The study was conducted at the Second Psychiatric Clinic of Athens University Medical School in Attikon General Hospital which had recently opened. This unit does not accept involuntary admissions. Our sample comprised of 153 in-patients admitted consecutively via the emergency department of the hospital from April 2008 to December 2009. The emergency department is on call twice a week (Mondays and Thursdays), covering the area of Attica, with another large psychiatric hospital which assesses requests for involuntary admissions. Attica is the most densely populated geographical area in Greece, including Athens where half of the residents in Greece live. The age of patients ranged from 19 to 59 years old; 81 were males and 72 females. They were designated as Greek (N = 90) or non-Greek (N = 63) if both their parents were either Greek or non-Greek respectively. Patients from mixed-ethnicity marriages were excluded from the study. All patients fulfilled the DSM-IV-TR criteria for schizophrenia and other psychotic disorders (schizoaffective and delusional). Admission of patients was made on a voluntary basis alone. No restraint, enforced medication or seclusion was used for any of the patients.
Based on the relevant literature we checked for several confounding variables, including length of stay, age, legal status upon admission, substance misuse upon admission, prior substance misuse and smoking status on admission.
Each patient received an initial diagnosis and admission approval by the two psychiatrists responsible for the emergency department on the day of admission. Overall, 18 trained psychiatrists participated in this study. The on call psychiatrists were aware that their clinical judgments would be used in a study about medication prescribing. They were blind to the fact that the study explored ethnic bias in clinical practice. All psychiatrists were of Greek nationality with both parents Greek.
The social and psychological functioning of patients was assessed by the Global Assessment of Functioning (GAF) scale. GAF is widely used in mental health practice and has established good validity [14
]. Moreover, because GAF is meant to assess patients' functioning and not their psychiatric symptoms, the brief psychiatric rating scale-extended version (BPRS-E) [16
] was also used to assess symptom severity on admission and discharge. The BPRS comprises of 24 symptom constructs, each rated on a 7-point scale of severity. This rating scale been used extensively with populations with severe and persistent mental problems and has established sound reliability and validity
Medication (types and doses of drugs) upon admission was determined by the two psychiatrists that had agreed to admit each patient. GAF and BPRS-E ratings upon admission were conducted by the same two psychiatrists. Medication on discharge as well as GAF and BPRS ratings on discharge were determined by the responsible attending psychiatrist which was one of the two psychiatrists that had admitted the patient.

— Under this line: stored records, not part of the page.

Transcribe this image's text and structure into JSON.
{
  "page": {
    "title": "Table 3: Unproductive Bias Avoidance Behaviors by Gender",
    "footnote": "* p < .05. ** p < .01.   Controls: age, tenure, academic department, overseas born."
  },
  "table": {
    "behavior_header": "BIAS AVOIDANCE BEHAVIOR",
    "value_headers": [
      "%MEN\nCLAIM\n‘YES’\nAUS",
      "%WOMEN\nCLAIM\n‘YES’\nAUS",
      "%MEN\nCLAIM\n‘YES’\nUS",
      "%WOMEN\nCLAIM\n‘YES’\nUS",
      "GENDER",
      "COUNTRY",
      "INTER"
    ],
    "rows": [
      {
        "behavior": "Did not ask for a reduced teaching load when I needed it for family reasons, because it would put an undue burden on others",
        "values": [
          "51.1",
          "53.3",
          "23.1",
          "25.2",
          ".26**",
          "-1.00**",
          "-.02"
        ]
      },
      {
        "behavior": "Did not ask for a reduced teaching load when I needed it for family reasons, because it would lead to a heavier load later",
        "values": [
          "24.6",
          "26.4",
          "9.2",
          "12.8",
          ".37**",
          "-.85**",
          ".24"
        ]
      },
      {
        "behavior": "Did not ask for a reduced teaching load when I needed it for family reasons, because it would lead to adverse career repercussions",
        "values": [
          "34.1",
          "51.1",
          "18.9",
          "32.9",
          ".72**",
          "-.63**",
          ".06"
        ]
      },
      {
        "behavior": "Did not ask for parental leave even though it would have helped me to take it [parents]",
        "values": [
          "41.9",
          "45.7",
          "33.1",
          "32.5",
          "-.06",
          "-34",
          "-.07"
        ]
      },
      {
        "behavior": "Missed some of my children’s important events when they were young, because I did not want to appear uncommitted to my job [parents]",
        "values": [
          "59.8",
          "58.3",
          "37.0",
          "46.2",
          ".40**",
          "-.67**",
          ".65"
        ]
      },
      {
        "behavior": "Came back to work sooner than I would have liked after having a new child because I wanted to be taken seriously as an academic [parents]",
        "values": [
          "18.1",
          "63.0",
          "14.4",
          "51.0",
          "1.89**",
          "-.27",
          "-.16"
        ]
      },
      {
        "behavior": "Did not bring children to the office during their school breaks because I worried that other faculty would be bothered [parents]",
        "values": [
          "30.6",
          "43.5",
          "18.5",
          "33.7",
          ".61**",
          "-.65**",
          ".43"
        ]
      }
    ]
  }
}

Ethical approval for this research was granted by the Attikon University General Hospital ethics Committee and consequently by the Attikon General Hospital Scientific Committee. Written informed consent was obtained by the patients. Overall, data were gathered by the medical and nursing files of the Department as well as the attending psychiatrist and nursing staff.
Prescribing practice was compared between the groups with reference to 5 factors:
1. Polypharmacy was defined as the concurrent treatment with more than one psychiatric medication (as opposed to treatment with one or more antipsychotic agents [17
] employed in most other studies). Thus, in our study it consisted simply in the sum, in absolute number, (rather than rated in doses, usually sum of individual % of the maximum dose allowed) of the different drugs given in each of the following categories: FGAs, SGAs, mood stabilizers, SSRIs-SNRIs and benzodiazepines. If in one category more than one drug was given, this would also be counted (two mood stabilizers, one SGA and two different benzodiazepines would make up 5 in our score). In Greece, antipsychotic polypharmacy is very widespread and is a product of poor yet well-meant and standard practice. Thus we figured that elevated use of antipsychotic polypharmacy in non-Greeks would be difficult to associate with intended racial behavior. The latter might be better assessed by the measure adopted in our study, especially as Greek psychiatrists are well aware of the negative short and long terms consequences of polypharmacy,
2. Use of FGAs (yes/no)
3. Use of SGAs (yes/no)
4. Use of mood stabilizers (yes/no)
5. Use of SSRI-SNRI. (Yes/no)
6. Use of benzodiazepines (Yes/no)
Thus, we compared six outcomes related to prescribing and six scale outcomes; differences in BPRS-E and GAF on admission, on discharge and on improvement as rated by each scale (that consisted of the mean differences in ratings-discharge mean minus admission mean for each ethnic group).
In total we tested for twelve two-tailed experimental hypotheses. Based on the literature we expected to find some evidence of negative ethnic bias towards the ethnic minority group members in terms of one or more categories tested.